Während des Shutdowns, kommt er auf eingangs skizzierte Ursachen zu sprechen, seien zur Sicherung von Personal- und Bettenkapazitäten für Covid-19-Patienten planbare OPs ausgesetzt worden. Mit den Lockerungen aber steige nun wieder die Behandlungsfrequenz - einher gehe ein "sprunghafter Anstieg" des Bedarfs an Blutpräparaten.

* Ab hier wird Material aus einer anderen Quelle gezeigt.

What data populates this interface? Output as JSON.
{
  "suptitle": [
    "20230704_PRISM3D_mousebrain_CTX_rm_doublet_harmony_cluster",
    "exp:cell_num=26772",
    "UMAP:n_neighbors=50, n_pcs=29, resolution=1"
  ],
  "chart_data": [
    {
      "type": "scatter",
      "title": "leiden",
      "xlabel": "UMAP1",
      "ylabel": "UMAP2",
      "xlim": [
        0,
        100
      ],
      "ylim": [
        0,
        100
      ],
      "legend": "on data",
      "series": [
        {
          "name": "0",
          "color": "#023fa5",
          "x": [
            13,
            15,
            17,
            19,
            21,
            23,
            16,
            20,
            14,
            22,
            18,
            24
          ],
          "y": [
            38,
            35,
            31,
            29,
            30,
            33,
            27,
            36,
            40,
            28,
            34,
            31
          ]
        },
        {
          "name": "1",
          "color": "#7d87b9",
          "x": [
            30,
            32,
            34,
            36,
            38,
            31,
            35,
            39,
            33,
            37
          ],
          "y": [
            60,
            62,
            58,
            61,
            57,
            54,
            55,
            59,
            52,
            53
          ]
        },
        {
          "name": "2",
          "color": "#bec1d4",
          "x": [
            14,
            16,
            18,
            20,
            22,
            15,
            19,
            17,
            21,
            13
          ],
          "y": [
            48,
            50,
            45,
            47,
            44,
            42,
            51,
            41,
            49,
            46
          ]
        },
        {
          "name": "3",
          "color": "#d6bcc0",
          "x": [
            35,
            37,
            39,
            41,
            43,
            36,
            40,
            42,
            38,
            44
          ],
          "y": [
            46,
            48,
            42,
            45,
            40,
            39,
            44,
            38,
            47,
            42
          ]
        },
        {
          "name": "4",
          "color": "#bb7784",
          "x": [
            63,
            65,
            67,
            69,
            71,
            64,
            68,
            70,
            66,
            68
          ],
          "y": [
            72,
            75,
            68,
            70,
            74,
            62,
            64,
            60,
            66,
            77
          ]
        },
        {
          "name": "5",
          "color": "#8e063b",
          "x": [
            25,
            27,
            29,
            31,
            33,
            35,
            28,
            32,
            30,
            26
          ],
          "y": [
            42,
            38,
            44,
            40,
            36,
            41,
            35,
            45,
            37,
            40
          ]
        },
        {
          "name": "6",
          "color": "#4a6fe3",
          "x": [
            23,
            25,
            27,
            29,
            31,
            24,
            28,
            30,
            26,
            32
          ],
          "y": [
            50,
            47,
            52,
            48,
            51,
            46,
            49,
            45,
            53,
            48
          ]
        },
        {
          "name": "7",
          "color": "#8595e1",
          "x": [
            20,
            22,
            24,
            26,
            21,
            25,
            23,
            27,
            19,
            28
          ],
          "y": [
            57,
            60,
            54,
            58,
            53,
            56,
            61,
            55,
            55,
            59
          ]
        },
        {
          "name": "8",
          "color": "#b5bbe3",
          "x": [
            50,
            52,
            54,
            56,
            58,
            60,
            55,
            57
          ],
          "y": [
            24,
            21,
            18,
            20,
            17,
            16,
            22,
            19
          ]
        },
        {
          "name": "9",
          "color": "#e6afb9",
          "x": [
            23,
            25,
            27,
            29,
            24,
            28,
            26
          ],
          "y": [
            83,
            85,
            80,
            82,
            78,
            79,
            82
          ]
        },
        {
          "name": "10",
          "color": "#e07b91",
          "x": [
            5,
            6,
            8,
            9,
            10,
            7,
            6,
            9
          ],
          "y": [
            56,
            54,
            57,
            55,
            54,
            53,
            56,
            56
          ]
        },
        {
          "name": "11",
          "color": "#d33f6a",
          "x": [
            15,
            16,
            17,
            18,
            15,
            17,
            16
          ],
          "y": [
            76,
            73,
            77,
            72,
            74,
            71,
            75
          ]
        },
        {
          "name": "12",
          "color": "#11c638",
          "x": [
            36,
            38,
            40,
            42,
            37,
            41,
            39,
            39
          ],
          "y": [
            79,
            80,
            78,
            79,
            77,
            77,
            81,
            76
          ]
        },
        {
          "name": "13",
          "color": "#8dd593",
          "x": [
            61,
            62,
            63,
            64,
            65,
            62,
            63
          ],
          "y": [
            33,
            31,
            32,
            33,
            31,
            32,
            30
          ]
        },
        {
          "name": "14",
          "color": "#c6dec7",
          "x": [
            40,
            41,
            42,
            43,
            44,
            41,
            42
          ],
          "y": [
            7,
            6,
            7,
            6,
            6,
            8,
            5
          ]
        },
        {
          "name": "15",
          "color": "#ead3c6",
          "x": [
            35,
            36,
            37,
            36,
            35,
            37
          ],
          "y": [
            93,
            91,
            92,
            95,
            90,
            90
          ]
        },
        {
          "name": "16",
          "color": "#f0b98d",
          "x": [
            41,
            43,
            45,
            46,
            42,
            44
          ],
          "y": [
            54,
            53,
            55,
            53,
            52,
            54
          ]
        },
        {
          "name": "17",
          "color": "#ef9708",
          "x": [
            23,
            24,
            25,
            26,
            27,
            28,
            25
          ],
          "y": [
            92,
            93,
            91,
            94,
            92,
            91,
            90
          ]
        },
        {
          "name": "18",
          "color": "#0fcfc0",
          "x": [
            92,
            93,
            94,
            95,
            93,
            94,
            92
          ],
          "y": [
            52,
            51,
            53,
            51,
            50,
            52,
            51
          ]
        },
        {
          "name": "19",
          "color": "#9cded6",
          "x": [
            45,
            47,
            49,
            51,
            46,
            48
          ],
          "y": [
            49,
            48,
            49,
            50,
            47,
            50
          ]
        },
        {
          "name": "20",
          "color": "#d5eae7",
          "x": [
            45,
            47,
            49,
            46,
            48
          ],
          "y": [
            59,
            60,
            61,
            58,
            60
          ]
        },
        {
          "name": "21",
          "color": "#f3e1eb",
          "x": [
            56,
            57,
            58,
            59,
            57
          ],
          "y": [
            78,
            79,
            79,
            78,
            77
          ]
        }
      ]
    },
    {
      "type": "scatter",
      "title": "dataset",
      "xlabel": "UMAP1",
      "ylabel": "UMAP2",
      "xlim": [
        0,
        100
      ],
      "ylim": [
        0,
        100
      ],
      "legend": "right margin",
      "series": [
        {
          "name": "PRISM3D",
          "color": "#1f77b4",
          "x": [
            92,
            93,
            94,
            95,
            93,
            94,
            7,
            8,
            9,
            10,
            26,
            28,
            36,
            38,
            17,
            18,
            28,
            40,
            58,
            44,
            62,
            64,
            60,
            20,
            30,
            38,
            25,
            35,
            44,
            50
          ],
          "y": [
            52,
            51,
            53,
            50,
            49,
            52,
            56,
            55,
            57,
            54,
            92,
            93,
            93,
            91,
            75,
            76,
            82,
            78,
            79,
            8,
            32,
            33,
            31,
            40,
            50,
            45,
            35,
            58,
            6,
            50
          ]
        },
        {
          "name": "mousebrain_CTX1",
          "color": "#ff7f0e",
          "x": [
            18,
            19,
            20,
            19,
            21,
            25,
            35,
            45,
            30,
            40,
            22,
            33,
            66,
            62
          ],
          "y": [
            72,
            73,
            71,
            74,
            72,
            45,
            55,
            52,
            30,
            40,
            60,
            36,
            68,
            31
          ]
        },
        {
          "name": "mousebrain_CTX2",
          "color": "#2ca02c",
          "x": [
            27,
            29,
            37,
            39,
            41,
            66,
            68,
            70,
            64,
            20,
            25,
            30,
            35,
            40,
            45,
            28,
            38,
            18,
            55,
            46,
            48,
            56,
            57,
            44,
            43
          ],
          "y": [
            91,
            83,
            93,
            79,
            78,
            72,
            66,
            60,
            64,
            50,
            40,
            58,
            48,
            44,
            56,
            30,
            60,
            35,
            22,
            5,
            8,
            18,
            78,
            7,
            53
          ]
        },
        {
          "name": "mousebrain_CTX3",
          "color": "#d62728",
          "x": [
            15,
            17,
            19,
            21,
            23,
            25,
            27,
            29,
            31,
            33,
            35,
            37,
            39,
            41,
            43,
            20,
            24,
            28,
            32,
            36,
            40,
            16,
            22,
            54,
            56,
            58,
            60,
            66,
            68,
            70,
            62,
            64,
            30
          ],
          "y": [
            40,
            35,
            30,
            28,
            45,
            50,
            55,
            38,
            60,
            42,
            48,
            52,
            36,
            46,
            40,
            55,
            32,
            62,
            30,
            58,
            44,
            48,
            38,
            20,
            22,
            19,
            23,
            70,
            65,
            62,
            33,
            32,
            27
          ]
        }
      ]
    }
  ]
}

Das Angebot aber hinkt weit hinterher: "Wir hätten gern einen Vorrat von vier Tagen, doch mehr als ein guter Tag ist es nicht - wir leben von der Hand in den Mund", unterstreicht Weck. Die Notfallversorgung sei zwar gesichert, doch müssten womöglich nicht lebensnotwendige Eingriffe verschoben werden.

Auf den üblichen Aufschwung nach den Ferien kann das DRK nicht setzen. Zu den Corona-Restriktionen nämlich zählt nicht nur das Spendeverbot für Menschen, die in den letzten zwei Wochen Kontakt zu einer infizierten Person hatten oder selbst Symptome zeigen.

Außen vor bleiben auch jene, die sich in dieser Zeit in einem Risikogebiet aufgehalten haben. "Früher beschränkte sich das auf Asien und Afrika, heute zählen Gebiete in Deutschland oder etwa Paris dazu." Womit viele Spender ausgefallen seien.

Doch warum wurden während des Shutdowns, da Spenden unter Auflagen erlaubt und der Bedarf gering, keine Vorräte angelegt?

Zum einen, erklärt der Rotkreuzler, habe im Frühjahr niemand abschätzen können, wie lange diese Situation anhält. Vor allem aber sei Blut nur kurzfristig lagerbar, könne man einzig das Plasma bis zu zwei Jahre einfrieren. Erythrozyten dagegen seien wegen der hier gegebenen lebenden Zellen nur 24 Tage aufzubewahren. Thrombozyten, größtenteils für Leukämiepatienten benötigt, überdauerten sogar nur vier Tage. "Deshalb muss bei uns das Blut ständig fließen."

Bei all den Schwierigkeiten bei der Versorgung mit dem "besonderen Saft" gibt Weck doch eines zu bedenken. "Noch vor zehn Jahren war der Bedarf viel höher, die Kliniken haben gelernt, mit weniger auszukommen, fragen heute: Ist denn jede Transfusion notwendig?" Und als ebenso positiv stellt er am Ende nochmals die in diesen Zeiten eher gestiegene Solidarität heraus - nur dürften eben viele aufgrund der Restriktionen nicht zum Aderlass. Und leider nicht nur jene, die kürzlich Urlaub in Paris gemacht haben.